The influence of intracranial pressure (ICP), systemic arterial pressure (SAP), and cerebral perfusion pressure (CPP) upon the development of vasogenic cerebral edema is largely unknown. To study their relationship, the authors have produced an osmotic disruption of the blood-brain barrier unilaterally in rabbits by injecting 1 cc/kg of 2M NaCl into the left internal carotid artery. The amount of vasogenic edema produced was assessed by quantitation of the extravasation of Evans blue dye into the area of maximum blood-brain barrier breakdown by means of optical densitometry following formamide extraction. The ICP was measured using a cisterna magna catheter into which mock cerebrospinal fluid could be infused at a predetermined pressure. The SAP was controlled by exsanguination from a femoral artery catheter. In 18 animals in which blood pressure was not controlled, no significant relationship between the ICP and the degree of Evans blue dye extravasation was noted. In these animals, however, a direct relationship between CPP (defined as mean arterial pressure minus mean ICP) and extravasation of Evans blue dye was found (correlation coefficient 0.630; p less than 0.001). When ICP was held constant at 0 to 5 mm Hg in another group of 16 animals and different levels of blood pressure were produced by exsanguination, a significant direct relationship between extravasation of Evans blue dye and the SAP was found (correlation coefficient 0.786; p less than 0.001). In a third group of 20 animals, the blood pressure was held constant at 90 to 100 mm Hg and the ICP was varied between 0 and 75 mm Hg. There was a highly significant result indicating increasing Evans blue dye extravasation with lower levels of ICP (p less than 0.001).

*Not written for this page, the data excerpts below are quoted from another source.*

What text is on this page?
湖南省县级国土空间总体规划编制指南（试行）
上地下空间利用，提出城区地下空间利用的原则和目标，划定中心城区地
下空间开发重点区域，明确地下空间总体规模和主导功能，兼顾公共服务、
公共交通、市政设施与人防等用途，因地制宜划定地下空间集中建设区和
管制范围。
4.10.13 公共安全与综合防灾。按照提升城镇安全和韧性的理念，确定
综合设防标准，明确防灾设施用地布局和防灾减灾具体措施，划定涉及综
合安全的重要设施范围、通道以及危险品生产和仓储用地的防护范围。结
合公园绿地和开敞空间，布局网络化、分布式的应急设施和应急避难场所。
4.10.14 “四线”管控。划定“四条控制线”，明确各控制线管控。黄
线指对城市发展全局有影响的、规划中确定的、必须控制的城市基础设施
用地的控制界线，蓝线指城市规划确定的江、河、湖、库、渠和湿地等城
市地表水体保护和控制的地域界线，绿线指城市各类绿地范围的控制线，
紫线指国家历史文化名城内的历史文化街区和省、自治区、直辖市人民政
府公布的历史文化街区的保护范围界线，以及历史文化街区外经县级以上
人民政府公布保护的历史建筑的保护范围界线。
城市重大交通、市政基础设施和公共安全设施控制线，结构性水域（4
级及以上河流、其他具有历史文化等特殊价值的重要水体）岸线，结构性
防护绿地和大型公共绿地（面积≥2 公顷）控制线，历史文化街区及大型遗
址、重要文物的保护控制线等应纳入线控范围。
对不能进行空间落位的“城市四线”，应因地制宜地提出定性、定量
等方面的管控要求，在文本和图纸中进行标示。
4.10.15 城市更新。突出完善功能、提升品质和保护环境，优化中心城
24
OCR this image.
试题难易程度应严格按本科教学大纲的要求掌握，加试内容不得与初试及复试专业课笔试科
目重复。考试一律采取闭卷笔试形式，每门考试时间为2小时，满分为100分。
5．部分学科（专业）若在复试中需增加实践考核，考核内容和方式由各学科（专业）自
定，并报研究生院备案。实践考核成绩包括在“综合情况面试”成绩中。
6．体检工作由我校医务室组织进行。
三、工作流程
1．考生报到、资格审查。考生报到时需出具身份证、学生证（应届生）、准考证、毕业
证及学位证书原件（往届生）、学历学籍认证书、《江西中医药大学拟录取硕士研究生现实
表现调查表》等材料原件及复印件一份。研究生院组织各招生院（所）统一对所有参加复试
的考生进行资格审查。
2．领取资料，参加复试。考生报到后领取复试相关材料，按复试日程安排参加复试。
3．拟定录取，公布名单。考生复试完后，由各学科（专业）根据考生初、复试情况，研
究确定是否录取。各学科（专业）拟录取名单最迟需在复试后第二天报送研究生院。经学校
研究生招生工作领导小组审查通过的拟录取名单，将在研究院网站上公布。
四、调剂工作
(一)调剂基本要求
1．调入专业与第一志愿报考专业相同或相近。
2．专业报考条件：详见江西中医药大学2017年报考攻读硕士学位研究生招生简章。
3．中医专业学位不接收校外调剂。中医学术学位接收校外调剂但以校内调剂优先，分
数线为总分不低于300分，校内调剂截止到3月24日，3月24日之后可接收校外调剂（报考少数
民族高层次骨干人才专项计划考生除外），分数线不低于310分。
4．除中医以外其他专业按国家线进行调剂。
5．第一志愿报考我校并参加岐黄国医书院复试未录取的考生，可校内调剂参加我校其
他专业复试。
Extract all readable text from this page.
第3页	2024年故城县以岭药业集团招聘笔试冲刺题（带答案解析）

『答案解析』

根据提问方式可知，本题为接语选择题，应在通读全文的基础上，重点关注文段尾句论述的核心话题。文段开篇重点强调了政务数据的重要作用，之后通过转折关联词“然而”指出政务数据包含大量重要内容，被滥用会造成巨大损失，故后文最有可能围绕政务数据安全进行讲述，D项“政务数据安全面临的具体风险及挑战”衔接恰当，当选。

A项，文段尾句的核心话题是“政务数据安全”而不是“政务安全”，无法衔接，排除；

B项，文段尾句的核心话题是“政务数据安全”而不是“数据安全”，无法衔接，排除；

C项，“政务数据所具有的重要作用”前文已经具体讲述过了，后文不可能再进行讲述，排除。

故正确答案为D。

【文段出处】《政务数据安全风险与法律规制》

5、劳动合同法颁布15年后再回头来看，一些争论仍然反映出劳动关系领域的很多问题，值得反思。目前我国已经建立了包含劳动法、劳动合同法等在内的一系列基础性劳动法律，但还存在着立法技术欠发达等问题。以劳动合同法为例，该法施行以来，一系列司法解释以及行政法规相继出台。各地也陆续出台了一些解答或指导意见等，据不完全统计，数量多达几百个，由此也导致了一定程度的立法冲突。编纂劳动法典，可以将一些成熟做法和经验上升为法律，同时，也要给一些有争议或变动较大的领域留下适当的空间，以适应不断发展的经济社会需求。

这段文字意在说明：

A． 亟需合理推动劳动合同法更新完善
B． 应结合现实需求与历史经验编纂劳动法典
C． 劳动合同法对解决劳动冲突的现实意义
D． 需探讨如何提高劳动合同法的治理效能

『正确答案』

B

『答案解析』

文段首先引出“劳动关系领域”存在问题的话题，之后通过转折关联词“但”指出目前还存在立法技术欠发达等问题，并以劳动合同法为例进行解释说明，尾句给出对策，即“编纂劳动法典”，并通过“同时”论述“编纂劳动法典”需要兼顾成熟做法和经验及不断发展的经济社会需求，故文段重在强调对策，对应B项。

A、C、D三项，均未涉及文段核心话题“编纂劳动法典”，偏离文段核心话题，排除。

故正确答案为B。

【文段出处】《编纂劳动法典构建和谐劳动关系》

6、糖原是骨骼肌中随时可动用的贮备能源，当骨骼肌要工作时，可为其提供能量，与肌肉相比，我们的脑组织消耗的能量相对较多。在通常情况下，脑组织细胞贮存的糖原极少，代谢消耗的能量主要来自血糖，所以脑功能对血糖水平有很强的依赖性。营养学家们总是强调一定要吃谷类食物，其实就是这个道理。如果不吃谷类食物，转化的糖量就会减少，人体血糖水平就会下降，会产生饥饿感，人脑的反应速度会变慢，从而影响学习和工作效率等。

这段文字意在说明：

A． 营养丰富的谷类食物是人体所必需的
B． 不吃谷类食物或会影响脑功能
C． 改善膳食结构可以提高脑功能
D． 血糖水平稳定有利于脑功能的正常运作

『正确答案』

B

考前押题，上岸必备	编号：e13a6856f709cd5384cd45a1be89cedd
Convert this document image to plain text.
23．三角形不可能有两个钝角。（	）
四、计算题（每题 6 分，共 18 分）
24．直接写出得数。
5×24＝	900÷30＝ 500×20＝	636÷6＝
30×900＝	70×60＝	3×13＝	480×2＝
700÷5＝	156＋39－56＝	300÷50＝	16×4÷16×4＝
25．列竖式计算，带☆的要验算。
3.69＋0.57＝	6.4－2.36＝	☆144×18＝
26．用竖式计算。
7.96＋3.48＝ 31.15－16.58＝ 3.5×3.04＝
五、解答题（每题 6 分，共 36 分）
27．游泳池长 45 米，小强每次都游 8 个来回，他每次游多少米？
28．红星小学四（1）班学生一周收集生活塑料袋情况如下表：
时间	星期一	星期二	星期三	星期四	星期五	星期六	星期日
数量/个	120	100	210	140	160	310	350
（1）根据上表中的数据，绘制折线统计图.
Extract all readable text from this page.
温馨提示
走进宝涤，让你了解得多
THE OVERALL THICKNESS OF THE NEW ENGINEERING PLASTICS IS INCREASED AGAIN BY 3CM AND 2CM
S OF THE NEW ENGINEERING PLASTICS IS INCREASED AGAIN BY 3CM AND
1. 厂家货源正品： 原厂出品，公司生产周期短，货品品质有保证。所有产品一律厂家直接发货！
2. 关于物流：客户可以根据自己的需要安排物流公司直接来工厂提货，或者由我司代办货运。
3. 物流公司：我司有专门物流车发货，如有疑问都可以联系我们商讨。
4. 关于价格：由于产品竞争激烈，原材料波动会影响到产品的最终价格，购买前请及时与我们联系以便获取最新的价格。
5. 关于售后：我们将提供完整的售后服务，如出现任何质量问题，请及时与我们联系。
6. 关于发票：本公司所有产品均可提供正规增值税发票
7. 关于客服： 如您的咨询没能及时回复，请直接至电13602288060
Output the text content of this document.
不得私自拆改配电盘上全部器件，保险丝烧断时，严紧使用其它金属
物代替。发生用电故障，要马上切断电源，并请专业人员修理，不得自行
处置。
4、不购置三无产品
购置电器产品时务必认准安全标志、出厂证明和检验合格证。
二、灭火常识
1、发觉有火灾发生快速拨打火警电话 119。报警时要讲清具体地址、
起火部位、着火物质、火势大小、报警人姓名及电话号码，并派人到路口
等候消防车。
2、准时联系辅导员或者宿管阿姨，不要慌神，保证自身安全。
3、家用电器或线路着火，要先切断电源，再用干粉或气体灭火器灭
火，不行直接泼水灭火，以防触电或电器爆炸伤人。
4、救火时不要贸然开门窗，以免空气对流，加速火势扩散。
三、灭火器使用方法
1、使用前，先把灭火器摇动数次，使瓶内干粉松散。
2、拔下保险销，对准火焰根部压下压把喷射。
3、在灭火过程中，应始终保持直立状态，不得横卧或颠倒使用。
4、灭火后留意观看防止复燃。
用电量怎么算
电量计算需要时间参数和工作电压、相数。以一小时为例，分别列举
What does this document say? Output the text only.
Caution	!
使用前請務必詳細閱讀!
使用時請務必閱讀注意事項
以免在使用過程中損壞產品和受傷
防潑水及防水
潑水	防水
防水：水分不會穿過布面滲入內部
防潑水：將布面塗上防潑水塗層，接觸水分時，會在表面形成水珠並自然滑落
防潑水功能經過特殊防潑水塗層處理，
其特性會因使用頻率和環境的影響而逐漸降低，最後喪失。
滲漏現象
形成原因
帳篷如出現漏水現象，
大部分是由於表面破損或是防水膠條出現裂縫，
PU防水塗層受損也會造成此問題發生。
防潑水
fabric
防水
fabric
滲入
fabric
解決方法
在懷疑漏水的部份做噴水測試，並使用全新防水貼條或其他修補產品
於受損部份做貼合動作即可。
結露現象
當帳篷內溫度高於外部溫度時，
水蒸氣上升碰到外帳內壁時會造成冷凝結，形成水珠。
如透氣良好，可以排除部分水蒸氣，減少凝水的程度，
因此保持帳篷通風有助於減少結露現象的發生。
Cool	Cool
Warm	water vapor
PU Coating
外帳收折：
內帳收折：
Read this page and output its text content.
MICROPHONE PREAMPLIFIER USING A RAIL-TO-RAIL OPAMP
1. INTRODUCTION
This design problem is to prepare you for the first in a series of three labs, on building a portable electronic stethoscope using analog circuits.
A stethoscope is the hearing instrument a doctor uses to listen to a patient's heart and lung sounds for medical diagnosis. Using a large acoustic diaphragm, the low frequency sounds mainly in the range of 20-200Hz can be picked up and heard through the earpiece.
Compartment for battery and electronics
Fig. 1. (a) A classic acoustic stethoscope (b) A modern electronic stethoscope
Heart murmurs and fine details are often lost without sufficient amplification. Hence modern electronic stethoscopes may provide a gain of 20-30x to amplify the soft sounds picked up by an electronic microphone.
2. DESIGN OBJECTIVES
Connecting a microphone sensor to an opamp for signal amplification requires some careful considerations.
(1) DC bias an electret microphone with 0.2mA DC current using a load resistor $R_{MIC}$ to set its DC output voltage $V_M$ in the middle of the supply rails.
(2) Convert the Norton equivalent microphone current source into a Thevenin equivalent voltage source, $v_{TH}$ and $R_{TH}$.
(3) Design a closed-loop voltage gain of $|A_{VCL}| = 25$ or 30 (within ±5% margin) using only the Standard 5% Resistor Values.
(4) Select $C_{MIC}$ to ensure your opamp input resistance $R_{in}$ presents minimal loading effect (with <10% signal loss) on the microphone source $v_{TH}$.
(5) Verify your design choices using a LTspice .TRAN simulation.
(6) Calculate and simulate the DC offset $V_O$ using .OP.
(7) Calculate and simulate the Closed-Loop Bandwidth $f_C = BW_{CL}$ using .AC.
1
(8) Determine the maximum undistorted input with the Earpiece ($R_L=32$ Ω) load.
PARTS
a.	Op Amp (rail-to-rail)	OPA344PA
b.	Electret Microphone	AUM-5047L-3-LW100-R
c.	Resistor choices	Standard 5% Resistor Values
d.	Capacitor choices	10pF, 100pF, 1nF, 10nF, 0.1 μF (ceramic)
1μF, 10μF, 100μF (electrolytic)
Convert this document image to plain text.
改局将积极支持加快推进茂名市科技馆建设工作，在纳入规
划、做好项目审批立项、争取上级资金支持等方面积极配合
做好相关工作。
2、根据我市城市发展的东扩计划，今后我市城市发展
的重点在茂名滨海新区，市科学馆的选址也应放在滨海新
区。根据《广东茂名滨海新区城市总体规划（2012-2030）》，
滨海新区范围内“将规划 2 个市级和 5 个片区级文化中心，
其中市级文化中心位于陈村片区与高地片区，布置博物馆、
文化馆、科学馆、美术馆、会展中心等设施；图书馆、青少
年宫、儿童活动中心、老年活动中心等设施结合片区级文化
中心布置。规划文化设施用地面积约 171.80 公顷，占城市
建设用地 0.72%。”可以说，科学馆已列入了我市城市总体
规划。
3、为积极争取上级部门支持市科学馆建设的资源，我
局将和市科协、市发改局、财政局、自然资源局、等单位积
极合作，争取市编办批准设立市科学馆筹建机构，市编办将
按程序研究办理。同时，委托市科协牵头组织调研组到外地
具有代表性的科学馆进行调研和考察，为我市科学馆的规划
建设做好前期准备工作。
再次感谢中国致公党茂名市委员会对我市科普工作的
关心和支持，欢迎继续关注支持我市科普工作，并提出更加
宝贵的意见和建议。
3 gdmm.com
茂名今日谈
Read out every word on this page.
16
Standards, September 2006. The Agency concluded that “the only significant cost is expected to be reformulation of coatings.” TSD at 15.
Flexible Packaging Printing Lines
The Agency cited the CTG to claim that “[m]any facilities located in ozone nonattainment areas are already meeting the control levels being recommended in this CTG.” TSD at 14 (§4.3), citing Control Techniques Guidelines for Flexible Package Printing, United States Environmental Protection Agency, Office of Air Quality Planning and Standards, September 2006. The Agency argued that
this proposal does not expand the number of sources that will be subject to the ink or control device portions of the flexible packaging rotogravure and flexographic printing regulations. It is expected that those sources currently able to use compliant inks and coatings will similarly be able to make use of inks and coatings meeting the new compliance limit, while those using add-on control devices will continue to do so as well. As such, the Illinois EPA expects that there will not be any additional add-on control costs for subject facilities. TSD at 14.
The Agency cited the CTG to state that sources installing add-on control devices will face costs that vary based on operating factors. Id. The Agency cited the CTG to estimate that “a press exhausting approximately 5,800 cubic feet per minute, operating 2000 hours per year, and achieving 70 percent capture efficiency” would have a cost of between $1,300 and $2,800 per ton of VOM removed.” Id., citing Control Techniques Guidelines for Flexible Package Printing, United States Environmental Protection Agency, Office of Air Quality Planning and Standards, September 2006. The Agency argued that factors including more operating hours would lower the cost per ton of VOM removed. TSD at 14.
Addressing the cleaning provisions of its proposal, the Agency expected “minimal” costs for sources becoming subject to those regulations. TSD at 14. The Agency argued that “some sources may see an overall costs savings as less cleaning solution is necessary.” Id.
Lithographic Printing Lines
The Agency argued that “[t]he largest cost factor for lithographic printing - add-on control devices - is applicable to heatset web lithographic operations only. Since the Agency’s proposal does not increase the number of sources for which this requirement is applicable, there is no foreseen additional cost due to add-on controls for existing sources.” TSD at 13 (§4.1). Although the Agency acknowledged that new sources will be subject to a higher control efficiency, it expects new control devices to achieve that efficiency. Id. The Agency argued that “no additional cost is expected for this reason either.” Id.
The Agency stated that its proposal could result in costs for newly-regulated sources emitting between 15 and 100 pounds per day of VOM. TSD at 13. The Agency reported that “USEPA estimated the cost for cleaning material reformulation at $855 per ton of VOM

Cerebral blood flow determinations by the hydrogen clearance method indicated loss of autoregulation in all animals in the areas of brain injured by intracarotid hypertonic saline. These results indicate that high SAP and low ICP (that is, a large CPP) promote Evans blue dye extravasation in this model of blood-brain barrier disruption. This finding has implications for the management of patients with vasogenic edema.